Understanding this, and coming to a direct experience of it, is what makes it a spiritual path not unlike Buddhism. Although Unitarian Universalism tends to lack Buddhism’s sense of tragic. It seems to me stylistically Unitarian Universalism is a bit more like Taoism’s naturalism, if lacking Taoism’s taste for the fantastical.

For me what brings this all together is the fourth principle which holds up “a free and responsible search for meaning.”

Here the responsibility is placed upon the heart of the individual.

And sometimes this means license to do nothing or to follow whatever bypath one wishes.

But if one feels the urge of responsibility for the whole, for suffering humanity, for the pain of the world, then the quest for meaning, that sense which gives us direction, from which all morality and all hope rises, becomes compelling.
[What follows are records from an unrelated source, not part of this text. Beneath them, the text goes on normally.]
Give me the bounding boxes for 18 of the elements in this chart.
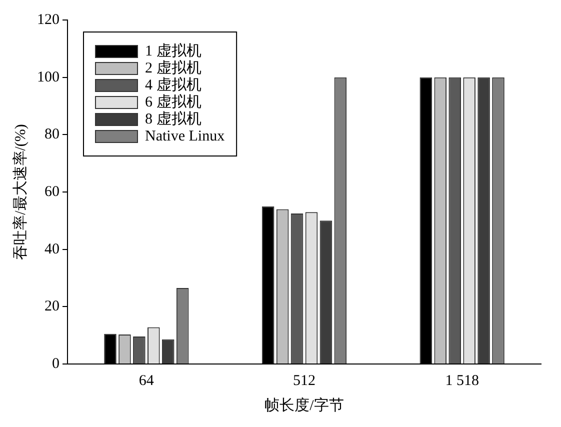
legend-label: 1 虚拟机 bbox=[145, 42, 202, 60]
legend-label: 8 虚拟机 bbox=[145, 110, 202, 128]
legend-label: 4 虚拟机 bbox=[145, 76, 202, 94]
x-axis-title: 帧长度/字节 bbox=[264, 396, 344, 414]
x-tick-label: 64 bbox=[138, 372, 154, 389]
legend-label: 2 虚拟机 bbox=[145, 59, 202, 76]
y-tick-label: 120 bbox=[37, 12, 60, 28]
y-tick-label: 80 bbox=[44, 126, 60, 143]
y-tick-label: 100 bbox=[37, 69, 60, 86]
legend-label: Native Linux bbox=[145, 128, 226, 144]
y-axis-title: 吞吐率/最大速率/(%) bbox=[12, 124, 29, 260]
x-tick-label: 1 518 bbox=[445, 372, 479, 389]
y-tick-label: 60 bbox=[44, 184, 60, 200]
x-tick-label: 512 bbox=[293, 372, 316, 389]
y-tick-label: 0 bbox=[52, 356, 60, 372]
y-tick-label: 20 bbox=[44, 298, 60, 315]
legend-label: 6 虚拟机 bbox=[145, 93, 202, 110]
y-tick-label: 40 bbox=[44, 241, 60, 258]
And then we have something.

I consider this the heart of liberal religion.

I believe there is a perennial quality to this insight. It can be found more or less complete in all religions, or at least those that have been around a while.

And there is something peculiar about the Unitarian Universalist enterpise that opens it to hyphens. One may be a UU Christian, a UU humanist, a UU Buddhist, and many, many more forms of Unitarian Universalist.

Personally I’m deeply interested in how all this informs my Zen Buddhism and how my Zen Buddhism informs this emergent Western expression. I see others using (not quite the right word… Engaging. Dancing.) the traditions of Christianity and Judaism in similar ways. Again using doesn’t quite feel the right word – it is a full hearted engagement. It is a dance. The list of partners is long. Earth-centered perspectives can be enormously valuable, particularly those aspects found in Native American traditions. I can see how Hindu and Taoist spiritualities can be a part of this.

It is, yes, dangerous. Many dead-ends will appear. No doubt.

And it is a human enterprise, so abuses have and will appear.

And, it is so exciting.

Who knows what can come out of an open-hearted investigation of this matter?

Particularly if we are humble, and look to the older traditions, and seek that wisdom wherever it might appear.

Applying a fierce devotion to attention, to not turning away, to looking, looking, feeling, feeling, reflecting, and looking again.

Something precious is afoot.

And it all, I believe, can be traced back in significant part to those forty-one Pilgrims sitting in the bowels of the Mayflower and creating a compact, a contract, a covenant.